I had been out all the afternoon, and coming in found myself in the midst of a seething mob. I went to the desk and asked for my key so that I might go straight up to my room. But the porter, handing it to me, said that a lady had been asking for me.
“For me?”
“She wants to see you very much. It’s the Marquesa de San Esteban.”
I knew no one of that name.
“It must be some mistake.”
As I said the words, looking rather vaguely around, a lady came up to me with outstretched hands and a bright smile on her lips. To the best of my knowledge I had never seen her before in my life. She seized my hands, both of them, and shook them warmly. She spoke in fluent French.
“How very nice to see you again after all these years. I saw by the paper that you were staying here and I said to myself: I must look him up. How many years is it since we danced together? I daren’t think. Do you still dance? I do. And I’m a grandmother. I’m fat of course, I don’t care, and it keeps me from getting fatter.”
She talked with such a rush that it took my breath away to listen to her. She was a stout, more than middle-aged woman, very much made up, with dark red hair, obviously dyed, cut short; and she was dressed in the height of Parisian fashion, which never suits Spanish women very well. But she had a gay, fruity laugh that made you feel you wanted to laugh too. It was quite obvious that she thoroughly enjoyed life. She was a fine figure of a woman and I could well believe that in youth she had been beautiful. But I could not place her.

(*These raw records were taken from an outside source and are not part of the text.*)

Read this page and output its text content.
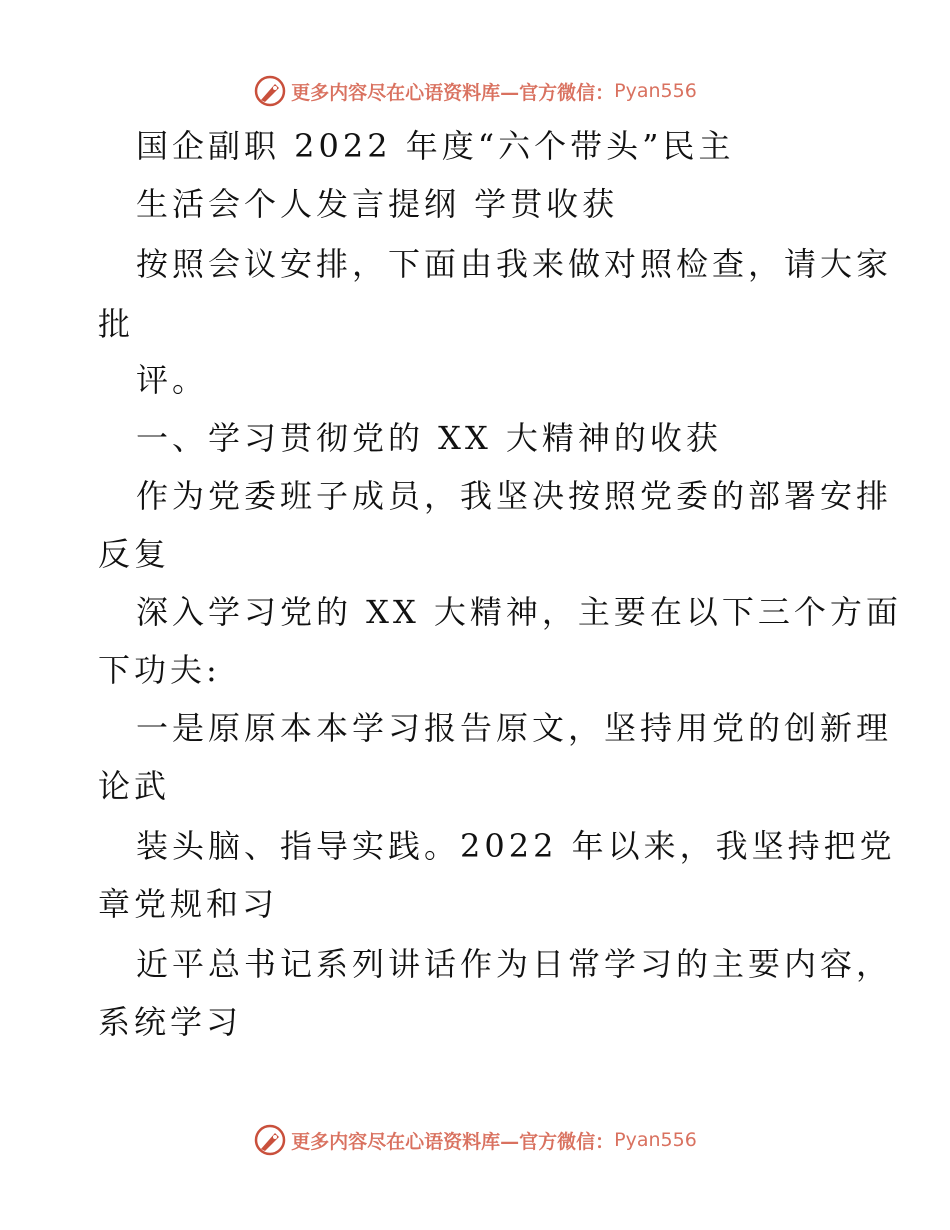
更多内容尽在心语资料库—官方微信： Pyan556
国企副职 2022 年度“六个带头”民主
生活会个人发言提纲 学贯收获
按照会议安排，下面由我来做对照检查，请大家
批
评。
一、学习贯彻党的 XX 大精神的收获
作为党委班子成员，我坚决按照党委的部署安排
反复
深入学习党的 XX 大精神，主要在以下三个方面
下功夫:
一是原原本本学习报告原文，坚持用党的创新理
论武
装头脑、指导实践。2022 年以来，我坚持把党
章党规和习
近平总书记系列讲话作为日常学习的主要内容，
系统学习
更多内容尽在心语资料库—官方微信： Pyan556
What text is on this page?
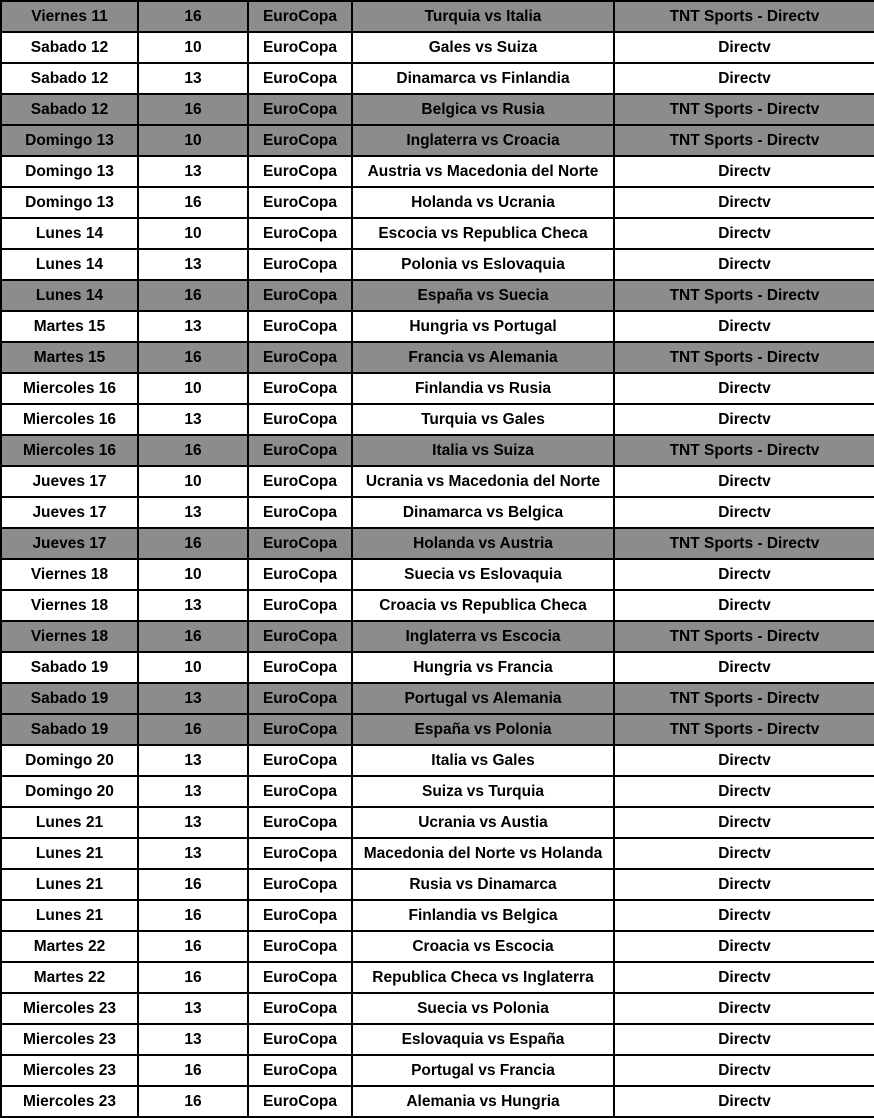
Viernes 11	16	EuroCopa	Turquia vs Italia	TNT Sports - Directv
Sabado 12	10	EuroCopa	Gales vs Suiza	Directv
Sabado 12	13	EuroCopa	Dinamarca vs Finlandia	Directv
Sabado 12	16	EuroCopa	Belgica vs Rusia	TNT Sports - Directv
Domingo 13	10	EuroCopa	Inglaterra vs Croacia	TNT Sports - Directv
Domingo 13	13	EuroCopa	Austria vs Macedonia del Norte	Directv
Domingo 13	16	EuroCopa	Holanda vs Ucrania	Directv
Lunes 14	10	EuroCopa	Escocia vs Republica Checa	Directv
Lunes 14	13	EuroCopa	Polonia vs Eslovaquia	Directv
Lunes 14	16	EuroCopa	España vs Suecia	TNT Sports - Directv
Martes 15	13	EuroCopa	Hungria vs Portugal	Directv
Martes 15	16	EuroCopa	Francia vs Alemania	TNT Sports - Directv
Miercoles 16	10	EuroCopa	Finlandia vs Rusia	Directv
Miercoles 16	13	EuroCopa	Turquia vs Gales	Directv
Miercoles 16	16	EuroCopa	Italia vs Suiza	TNT Sports - Directv
Jueves 17	10	EuroCopa	Ucrania vs Macedonia del Norte	Directv
Jueves 17	13	EuroCopa	Dinamarca vs Belgica	Directv
Jueves 17	16	EuroCopa	Holanda vs Austria	TNT Sports - Directv
Viernes 18	10	EuroCopa	Suecia vs Eslovaquia	Directv
Viernes 18	13	EuroCopa	Croacia vs Republica Checa	Directv
Viernes 18	16	EuroCopa	Inglaterra vs Escocia	TNT Sports - Directv
Sabado 19	10	EuroCopa	Hungria vs Francia	Directv
Sabado 19	13	EuroCopa	Portugal vs Alemania	TNT Sports - Directv
Sabado 19	16	EuroCopa	España vs Polonia	TNT Sports - Directv
Domingo 20	13	EuroCopa	Italia vs Gales	Directv
Domingo 20	13	EuroCopa	Suiza vs Turquia	Directv
Lunes 21	13	EuroCopa	Ucrania vs Austia	Directv
Lunes 21	13	EuroCopa	Macedonia del Norte vs Holanda	Directv
Lunes 21	16	EuroCopa	Rusia vs Dinamarca	Directv
Lunes 21	16	EuroCopa	Finlandia vs Belgica	Directv
Martes 22	16	EuroCopa	Croacia vs Escocia	Directv
Martes 22	16	EuroCopa	Republica Checa vs Inglaterra	Directv
Miercoles 23	13	EuroCopa	Suecia vs Polonia	Directv
Miercoles 23	13	EuroCopa	Eslovaquia vs España	Directv
Miercoles 23	16	EuroCopa	Portugal vs Francia	Directv
Miercoles 23	16	EuroCopa	Alemania vs Hungria	Directv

“Come and drink a glass of champagne with me and we will talk of old times. Or will you have a cocktail? Our dear old Seville had changed, you see. Thés dansants and cocktails. It’s just like Paris and London now. We’ve caught up. We’re a civilized people.”
She led me to a table near the space where they were dancing and we sat down. I could not go on pretending I was at ease; I thought I should only get into a fearful mess.
“It’s terribly stupid of me, I’m afraid,” I said, “but I don’t seem able to remember ever having known anyone of your name in the old days in Seville.”
“San Esteban?” she interrupted before I could go on. “Naturally. My husband came from Salamanca. He was in the diplomatic service. I’m a widow. You knew me as Pilar Carreon. Of course having my hair red changes me a little, but otherwise I don’t think I’ve altered much.”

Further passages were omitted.